The obvious solution is the same as used with an engine and double-declutching: "blip" motor power to bring the input shaft up to the matching speed for the target gear when downshifting (and brake with it to bring the input shaft down for upshifts). Motor controllers don't do this, because production EVs don't shift and aftermarket controllers are not designed as part of a complete powertrain with a transmission. So no one does this, but someone could as a DIY project.

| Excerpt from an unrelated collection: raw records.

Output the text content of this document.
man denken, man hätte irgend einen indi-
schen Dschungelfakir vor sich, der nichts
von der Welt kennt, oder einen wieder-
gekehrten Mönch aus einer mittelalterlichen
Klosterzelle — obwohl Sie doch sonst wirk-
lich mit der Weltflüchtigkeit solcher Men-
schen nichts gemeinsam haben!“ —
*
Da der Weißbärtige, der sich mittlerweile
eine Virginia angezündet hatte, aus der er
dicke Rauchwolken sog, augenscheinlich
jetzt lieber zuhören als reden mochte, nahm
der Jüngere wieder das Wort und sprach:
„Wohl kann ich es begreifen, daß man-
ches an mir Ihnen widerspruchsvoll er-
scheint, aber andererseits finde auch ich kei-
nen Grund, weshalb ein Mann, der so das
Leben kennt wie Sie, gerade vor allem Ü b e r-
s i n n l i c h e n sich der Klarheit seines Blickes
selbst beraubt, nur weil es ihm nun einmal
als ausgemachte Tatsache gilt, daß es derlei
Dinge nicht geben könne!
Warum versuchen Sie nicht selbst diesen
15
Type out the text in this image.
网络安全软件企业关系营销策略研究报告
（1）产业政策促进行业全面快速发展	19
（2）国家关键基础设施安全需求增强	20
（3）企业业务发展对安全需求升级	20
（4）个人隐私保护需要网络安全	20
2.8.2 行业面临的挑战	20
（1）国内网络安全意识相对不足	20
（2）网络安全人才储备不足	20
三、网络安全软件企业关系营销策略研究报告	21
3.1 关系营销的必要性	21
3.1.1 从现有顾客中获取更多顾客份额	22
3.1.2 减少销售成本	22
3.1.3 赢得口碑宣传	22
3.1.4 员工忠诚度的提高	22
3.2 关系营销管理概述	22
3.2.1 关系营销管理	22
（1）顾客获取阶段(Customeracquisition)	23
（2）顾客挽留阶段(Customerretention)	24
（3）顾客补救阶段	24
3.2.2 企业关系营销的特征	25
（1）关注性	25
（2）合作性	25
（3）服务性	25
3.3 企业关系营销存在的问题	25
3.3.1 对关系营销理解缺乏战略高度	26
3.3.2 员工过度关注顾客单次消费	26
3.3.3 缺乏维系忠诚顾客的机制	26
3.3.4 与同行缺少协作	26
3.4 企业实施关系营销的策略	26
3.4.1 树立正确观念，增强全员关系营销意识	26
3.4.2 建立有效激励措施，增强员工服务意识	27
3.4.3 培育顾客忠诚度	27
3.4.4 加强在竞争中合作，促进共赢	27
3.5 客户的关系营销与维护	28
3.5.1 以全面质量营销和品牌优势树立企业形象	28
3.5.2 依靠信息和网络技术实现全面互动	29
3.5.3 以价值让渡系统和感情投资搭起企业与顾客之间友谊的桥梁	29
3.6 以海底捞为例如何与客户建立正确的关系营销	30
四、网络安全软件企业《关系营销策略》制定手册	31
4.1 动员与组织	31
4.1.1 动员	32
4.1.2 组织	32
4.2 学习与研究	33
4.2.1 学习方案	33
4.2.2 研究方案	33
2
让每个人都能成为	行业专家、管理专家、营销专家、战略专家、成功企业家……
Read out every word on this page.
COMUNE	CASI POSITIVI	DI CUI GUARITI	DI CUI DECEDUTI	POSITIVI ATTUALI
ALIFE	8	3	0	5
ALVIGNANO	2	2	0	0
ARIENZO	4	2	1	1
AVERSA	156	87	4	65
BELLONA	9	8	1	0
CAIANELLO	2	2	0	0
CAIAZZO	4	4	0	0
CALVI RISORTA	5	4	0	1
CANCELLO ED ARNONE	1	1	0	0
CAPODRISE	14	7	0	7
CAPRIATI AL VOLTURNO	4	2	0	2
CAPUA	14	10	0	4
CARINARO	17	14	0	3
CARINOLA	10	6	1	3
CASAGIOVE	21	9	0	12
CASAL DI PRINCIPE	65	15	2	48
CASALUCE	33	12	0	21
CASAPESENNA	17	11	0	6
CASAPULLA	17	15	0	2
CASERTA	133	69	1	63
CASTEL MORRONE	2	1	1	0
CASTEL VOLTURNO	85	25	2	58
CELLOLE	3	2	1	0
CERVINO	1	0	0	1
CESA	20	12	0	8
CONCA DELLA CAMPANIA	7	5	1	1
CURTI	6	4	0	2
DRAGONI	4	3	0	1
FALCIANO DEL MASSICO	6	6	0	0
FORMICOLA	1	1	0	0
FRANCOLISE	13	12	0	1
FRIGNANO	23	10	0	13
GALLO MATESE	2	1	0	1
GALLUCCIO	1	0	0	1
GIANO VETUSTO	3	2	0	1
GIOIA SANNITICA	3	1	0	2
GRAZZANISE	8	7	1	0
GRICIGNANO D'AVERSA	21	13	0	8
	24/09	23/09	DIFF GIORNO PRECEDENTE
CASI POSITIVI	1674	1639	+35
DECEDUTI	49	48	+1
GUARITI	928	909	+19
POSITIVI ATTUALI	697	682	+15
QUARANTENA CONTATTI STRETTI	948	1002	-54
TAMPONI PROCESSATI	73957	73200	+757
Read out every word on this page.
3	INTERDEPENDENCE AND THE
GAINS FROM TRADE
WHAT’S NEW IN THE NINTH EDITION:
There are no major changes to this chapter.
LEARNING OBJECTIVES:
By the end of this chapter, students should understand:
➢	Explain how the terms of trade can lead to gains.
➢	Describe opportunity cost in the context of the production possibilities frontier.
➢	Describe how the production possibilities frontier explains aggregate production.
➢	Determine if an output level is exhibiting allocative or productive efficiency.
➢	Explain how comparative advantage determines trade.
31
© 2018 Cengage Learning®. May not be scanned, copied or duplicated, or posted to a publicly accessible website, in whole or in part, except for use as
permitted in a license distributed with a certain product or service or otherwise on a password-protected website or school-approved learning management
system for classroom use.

The other non-clutch solution is to use a dog-ring transmission instead of a synchronized transmission... but that would be pretty harsh in a street vehicle. Dog rings would work well in combination with motor control for speed matching, and perhaps a mechanical sequential shifter. I'm not holding my breath waiting for anyone to do this, because it's so much easier to just use a large motor and single-ratio transmission.

At least one electric drag racer used a Lenco transmission, which incorporates cone clutches as shift elements. Lencos are expensive.

The Rimac cars and the Porsche Taycan both have two-speed transmissions (in the rear only), which are shifted by clutches... like a dual-clutch automatic but with only two gear sets and thus no synchros or gear shift mechanism.